PESCARA . Presidio di protesta ieri a Pescara davanti alla sede della Regione da parte di una rappresentanza dei circa 750 lavoratori impegnati negli appalti scolastici abruzzesi per conto di sei...

PESCARA . Presidio di protesta ieri a Pescara davanti alla sede della Regione da parte di una rappresentanza dei circa 750 lavoratori impegnati negli appalti scolastici abruzzesi per conto di sei aziende operanti in tutto il territorio della regione. «La protesta», ha spiegato Luca Ondifero, coordinatore Regionale Filcams Cgil Abruzzo «è riconducibile a più problematiche di una vertenza complessa. Dal dicembre del 2016 questi lavoratori sono stati per cinque mesi in Fis (Fondo Integrativo Salariale) e ad oggi ancora non percepiscono nulla dall'Inps. Si aggiunge il fatto che questi lavoratori sono legati ad alcuni finanziamenti del Programma Scuole Belle che ha visto lo sblocco delle risorse previste per questi lavori fino al 31 agosto del 2017, ma nelle scuole abruzzesi questi lavori non sono partiti. Ciò vuol dire», aggiunge Ondifero, «che questi lavoratori non riescono ancora a raggiungere il proprio orario contrattuale e quindi il salario, anche perché sono inseriti all'interno di un contesto più complesso che riguarda 18mila lavoratori in Italia che stanno per avviarsi alla fine di un contratto di appalto. E vorremmo per cominciare a ragionare affinché questi lavoratori abbiano in futuro più certezze e più dignità lavorativa». Il coordinatore regionale della Filcams Cgil ha poi spiegato che «In Abruzzo questi lavoratori, in maggioranza donne, si occupano di lavori di appalti scolastici, per le pulizie nelle scuole, in molti casi anche la sorveglianza e il progetto Scuole Belle fa sì che da un paio di anni le maestranze si occupino anche del piccolo decoro e della manutenzione all'interno delle scuole».
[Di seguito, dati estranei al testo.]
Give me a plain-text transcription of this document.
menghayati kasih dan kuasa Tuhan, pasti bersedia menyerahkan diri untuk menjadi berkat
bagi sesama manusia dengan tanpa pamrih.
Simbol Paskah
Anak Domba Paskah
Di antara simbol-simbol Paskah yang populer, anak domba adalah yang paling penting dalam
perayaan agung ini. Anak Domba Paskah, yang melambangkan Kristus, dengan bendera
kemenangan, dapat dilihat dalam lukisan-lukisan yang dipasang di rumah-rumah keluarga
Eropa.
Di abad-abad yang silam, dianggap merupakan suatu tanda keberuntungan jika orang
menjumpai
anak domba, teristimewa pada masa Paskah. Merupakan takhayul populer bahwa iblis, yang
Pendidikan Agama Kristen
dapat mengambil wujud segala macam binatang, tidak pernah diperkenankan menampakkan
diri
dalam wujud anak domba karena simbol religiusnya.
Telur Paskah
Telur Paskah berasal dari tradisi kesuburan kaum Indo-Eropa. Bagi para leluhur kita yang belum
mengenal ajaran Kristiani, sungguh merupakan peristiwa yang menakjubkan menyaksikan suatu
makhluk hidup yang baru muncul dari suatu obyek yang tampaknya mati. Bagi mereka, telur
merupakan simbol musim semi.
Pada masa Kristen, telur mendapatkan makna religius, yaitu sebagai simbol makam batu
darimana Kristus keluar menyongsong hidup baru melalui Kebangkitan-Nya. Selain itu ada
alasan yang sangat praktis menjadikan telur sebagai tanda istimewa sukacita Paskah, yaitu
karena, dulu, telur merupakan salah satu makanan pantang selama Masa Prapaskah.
Ieri al termine di un incontro in Regione con il vice presidente Giovanni Lolli, le organizzazioni sindacali, i rappresentanti dell’Inps, Ufficio Scolastico Regionale e delle aziende, i sindacati hanno ribadito che «ai lavoratori tutti non dovrà essere operata alcuna trattenuta sul salario anche se al 31 Agosto non dovessero essere recuperate tutte le ore in debito» (istanza accolta dalla Regione). Hanno quindi invitato l’Ufficio Scolastico Regionale «ad attivarsi con urgenza al fine di sollecitare ogni singolo Istituto Scolastico ad acquistare i servizi per dare inizio ai lavori e completarli entro il 31 Agosto», chiedendo, ed ottenendo, la disponibilità dell’Ufficio a monitorare i flussi e la gestione dei finanziamenti previsti. Evidenziata anche la criticità del Teramano condizionato dalla situazione strutturale delle scuole dopo gli eventi calamitosi dei mesi scorsi.